Competing Interest Statement
IE, ABM and IHV are employees at Fairtility LTD. AZ is collaborating with AIVF LTD on projects not related to this study.
Funding Statement
This research was supported by the Israel Council for Higher Education (CHE) via the Data Science Research Center, Ben-Gurion University of the Negev, Israel, by the Israel Science Foundation (grant No. 2516/21) and by the Welcome Leap Delta Tissue program (to AZ).
Author Declarations
I confirm all relevant ethical guidelines have been followed, and any necessary IRB and/or ethics committee approvals have been obtained.
Yes
The details of the IRB/oversight body that provided approval or exemption for the research described are given below:
Human embryo image/video data collected from patients were used in this study with institutional review board approval from the Investigation Review Board of Hadassah Hebrew University Medical Center (IRB# HMO-006-20)

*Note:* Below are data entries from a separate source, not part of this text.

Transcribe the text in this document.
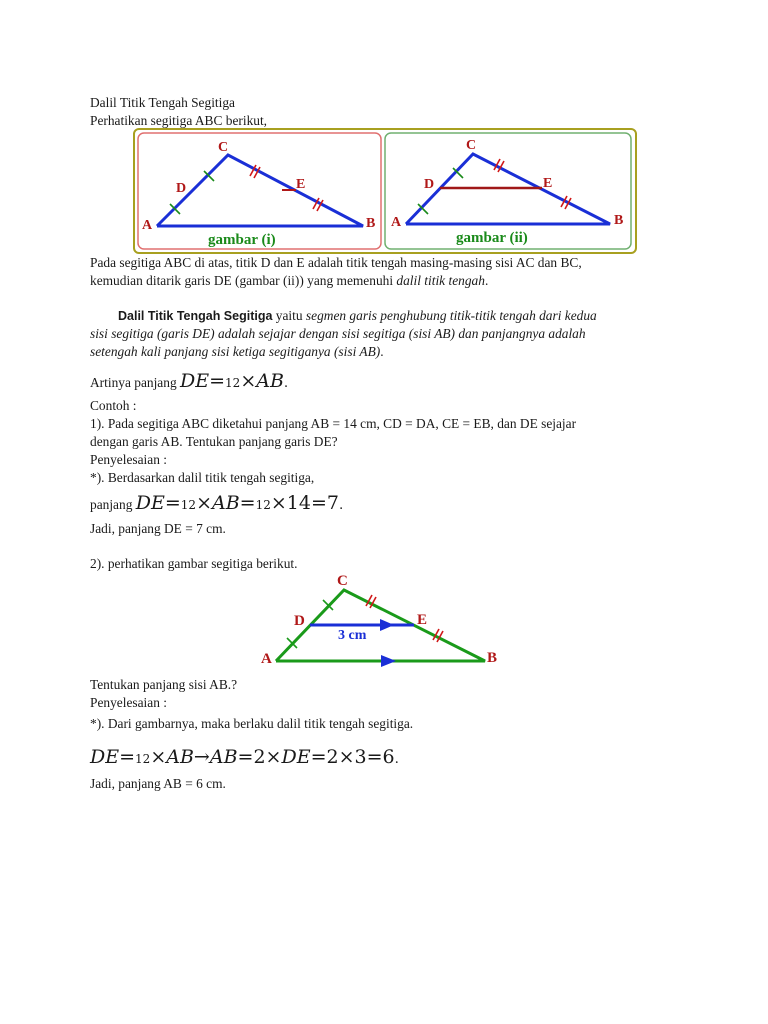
Dalil Titik Tengah Segitiga
Perhatikan segitiga ABC berikut,
C
D	E
A	B
gambar (i)
C
D	E
A	B
gambar (ii)
Pada segitiga ABC di atas, titik D dan E adalah titik tengah masing-masing sisi AC dan BC,
kemudian ditarik garis DE (gambar (ii)) yang memenuhi dalil titik tengah.
Dalil Titik Tengah Segitiga yaitu segmen garis penghubung titik-titik tengah dari kedua
sisi segitiga (garis DE) adalah sejajar dengan sisi segitiga (sisi AB) dan panjangnya adalah
setengah kali panjang sisi ketiga segitiganya (sisi AB).
Artinya panjang DE=12×AB.
Contoh :
1). Pada segitiga ABC diketahui panjang AB = 14 cm, CD = DA, CE = EB, dan DE sejajar
dengan garis AB. Tentukan panjang garis DE?
Penyelesaian :
*). Berdasarkan dalil titik tengah segitiga,
panjang DE=12×AB=12×14=7.
Jadi, panjang DE = 7 cm.
2). perhatikan gambar segitiga berikut.
C
D	E
A	B
3 cm
Tentukan panjang sisi AB.?
Penyelesaian :
*). Dari gambarnya, maka berlaku dalil titik tengah segitiga.
DE=12×AB→AB=2×DE=2×3=6.
Jadi, panjang AB = 6 cm.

I confirm that all necessary patient/participant consent has been obtained and the appropriate institutional forms have been archived, and that any patient/participant/sample identifiers included were not known to anyone (e.g., hospital staff, patients or participants themselves) outside the research group so cannot be used to identify individuals.
Yes
I understand that all clinical trials and any other prospective interventional studies must be registered with an ICMJE-approved registry, such as ClinicalTrials.gov. I confirm that any such study reported in the manuscript has been registered and the trial registration ID is provided (note: if posting a prospective study registered retrospectively, please provide a statement in the trial ID field explaining why the study was not registered in advance).
Yes
I have followed all appropriate research reporting guidelines and uploaded the relevant EQUATOR Network research reporting checklist(s) and other pertinent material as supplementary files, if applicable.
Yes
Data Availability
We are currently organizing our source code and will make it publically available as soon as possible (before journal publications). The clinical data are owned by Hadassah Hebrew University Medical Center, the Soroka University Medical Center, and the NYU Langone Prelude Fertility Center. Patients' data were anonymously used under ethical agreements with each clinic separately, without explicit patient consent for their data to be made public. Thus, restrictions apply to the availability of these data. Requests for the anonymized data should be made to Dr. Assaf Ben-Meir (assafb@hadassah.org.il), Dr. Iris Har-Vardi (harvardi@bgu.ac.il), or Dr. James Grifo (james.grifo@nyulangone.org). Requests will be reviewed by a data access committee, taking into account the research proposal and intended use of the data. Requestors are required to sign a data-sharing agreement to ensure patients' confidentiality is maintained prior to the release of any data. The methods presented are not specific to the datasets used in this study and users can train and test the deep learning model on any relevant imaging data.